News and ResourcesAnother California Oil Spill Threatens Wildlife - May 24, 2015
This past Tuesday, May 19th, a section of the Plains All American onshore pipeline about 20 miles north of Santa Barbara, California ruptured, sending thousands of gallons of oil into the surrounding area. The exact amount spilled thus far is undetermined, but estimates put the number at over 100,000 gallons of crude oil spilled and by Wednesday, California Gov. Jerry Brown declared a state of emergency in Santa Barbara County. The pipeline was below ground when it ruptured, which means oil could potentially make its way into underground aquifers and groundwater, however the more pressing issue is the oil that has spilled into the ocean.

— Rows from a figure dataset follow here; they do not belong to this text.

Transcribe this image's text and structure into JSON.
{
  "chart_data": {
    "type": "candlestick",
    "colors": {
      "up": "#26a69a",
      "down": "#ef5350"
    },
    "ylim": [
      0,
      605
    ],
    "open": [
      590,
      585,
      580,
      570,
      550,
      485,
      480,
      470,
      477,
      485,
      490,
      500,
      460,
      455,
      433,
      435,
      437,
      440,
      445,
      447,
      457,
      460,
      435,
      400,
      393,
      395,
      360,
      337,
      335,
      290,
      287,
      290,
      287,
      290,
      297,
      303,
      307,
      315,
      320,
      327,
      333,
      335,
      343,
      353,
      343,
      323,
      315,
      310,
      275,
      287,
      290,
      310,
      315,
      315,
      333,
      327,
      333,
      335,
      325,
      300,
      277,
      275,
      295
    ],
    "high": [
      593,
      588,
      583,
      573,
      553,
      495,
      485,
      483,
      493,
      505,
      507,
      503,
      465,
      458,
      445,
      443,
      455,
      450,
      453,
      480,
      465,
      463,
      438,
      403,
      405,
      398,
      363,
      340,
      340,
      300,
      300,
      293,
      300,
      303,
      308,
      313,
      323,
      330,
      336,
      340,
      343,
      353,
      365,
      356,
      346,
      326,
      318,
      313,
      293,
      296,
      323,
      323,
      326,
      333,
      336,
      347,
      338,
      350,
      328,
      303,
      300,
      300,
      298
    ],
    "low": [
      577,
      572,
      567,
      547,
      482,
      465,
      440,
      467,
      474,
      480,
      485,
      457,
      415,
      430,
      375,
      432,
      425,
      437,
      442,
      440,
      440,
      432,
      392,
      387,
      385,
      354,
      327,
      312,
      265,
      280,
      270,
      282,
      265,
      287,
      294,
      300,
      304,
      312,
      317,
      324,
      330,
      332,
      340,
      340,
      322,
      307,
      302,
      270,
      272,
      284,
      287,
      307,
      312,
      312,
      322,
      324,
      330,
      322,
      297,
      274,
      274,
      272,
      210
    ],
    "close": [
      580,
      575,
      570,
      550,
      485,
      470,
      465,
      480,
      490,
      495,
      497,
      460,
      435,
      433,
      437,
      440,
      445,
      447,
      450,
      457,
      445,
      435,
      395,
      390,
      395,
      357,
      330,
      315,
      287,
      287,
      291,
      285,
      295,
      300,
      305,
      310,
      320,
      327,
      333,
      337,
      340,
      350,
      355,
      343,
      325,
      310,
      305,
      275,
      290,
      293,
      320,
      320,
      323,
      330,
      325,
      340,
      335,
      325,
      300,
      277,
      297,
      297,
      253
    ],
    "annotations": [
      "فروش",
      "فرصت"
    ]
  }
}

Images continue to come in this week, showing the horrible problems oil spills pose on aquatic ecosystems. When oil is spilled into a body of water, like a river or ocean, the oil does not just stay in one place. As wave and wind action move the water, they also mix up the oil with the water as well, causing an oily water mixture to form that can spread out for many miles.
By Thursday, May 21st, Coast Guard Capt. Jennifer Williams said that approximately 7,700 gallons of oily water mixture had been removed thus far, only a small fraction of the over 100,000 gallons of oil that may have emptied before the spill was stopped. Currently the oil spill covers at least a nine-mile stretch near Santa Barbara and while the clean up continues, the biggest worry is what will happen to local wildlife that comes in contact with the spilled oil.
Spilled oil can be very harmful for living things because many of the chemicals present are poisonous or hazardous. Spilled oil can cause some serious problems for many aquatic animals through both internal exposure, such as ingestion or inhalation, or external exposure, like skin and eye contamination.
External oil on animals can often lead to major problems; it can smother small fish and shellfish, coat feathers and fur, and blind animals. Birds covered in oil have difficulty flying and both sea birds and marine mammals covered in oil have extreme difficulty regulating their body temperature; a crucial ability for the cold waters off of California.
Since most oils float, the creatures most affected by oil spills in the aquatic ecosystem are animals like otters, seals and seabirds that are found at the surface or on shorelines. While other aquatic or semi-aquatic animals can also be affected, seabirds especially tend to have the highest mortality rates and population declines during and after oil spills. If oil remains on a beach for a while, other creatures, such as snails, clams, and terrestrial animals may also suffer.
Spilled oil can last in the environment for a very long time. As seen during the Gulf Coast Spill, or the Exxon Valdez Spill in Alaska, oil that is not collected or cleaned up can remain in the ecosystem for days, months or years and negatively affect animals at every level. Oils that persist in the ecosystem can cause long term health problems for animals like tumors or cancers due to the hazardous nature of the oil, and have permanent effects of local animal populations.
Usually shellfish and finfish are largely unaffected by oil spills that occur along the coast due to the fact that they do not come to the contaminated surface or shoreline. This means that their exposure to oil is relatively low however as oil continues to mix in with the water, it can eventually cause health problems for local shellfish if there is little water movement, because they cannot move or get away from the contaminated, unhealthy oil-water mixture.
Thus far there have been an undisclosed amount of dead lobsters, kelp bass and other marine invertebrates found because of the spill. There have also been a couple oil-coated pelicans, otters and sea-lions found that are being cleaned and cared for by rescue workers.
The current Santa Barbara oil spill is certainly an unfortunate situation, however it is much smaller compared to the 1969 oil spill that also occurred near Santa Barbara. The 1969 spill occurred when an offshore oil rig ruptured, sending millions of gallons of oil into the Pacific and onto California shorelines. NOAA estimates that overall as much as 4.2 million gallons of crude oil polluted the ocean and shores, and even after the rupture, they did not cap it for nearly a week and a half. Even after they managed to subdue the spill, the rupture had opened undersea faults, and oil and gas kept seeping into the water for the rest of 1969. The oil spill was Americas largest at the time and had far ranging consequences.
The spill resulted in the death of 3,700 birds, hundreds of other aquatic animals, protests, public outcries and more. Even President Nixon visited the oil streaked beaches to view the damage first hand. After visiting the 1969 oil spill, and receiving public pressure after “Silent Spring” by Rachel Carson and the fires on the Cuyahoga River in Ohio, Nixon eventually created an environmental council in his Cabinet, and in 1970, Nixon established the Environmental Protection Agency.
Clean ups for the current Santa Barbara oil spill are well underway and, while we can certainly mitigate much of the short-term damage, the long-term damage done to the local ecosystem will unfortunately linger for years to come.
Harrison Jackson is the Coastal Stewards Coordinator for the Maryland Coastal Bays Program.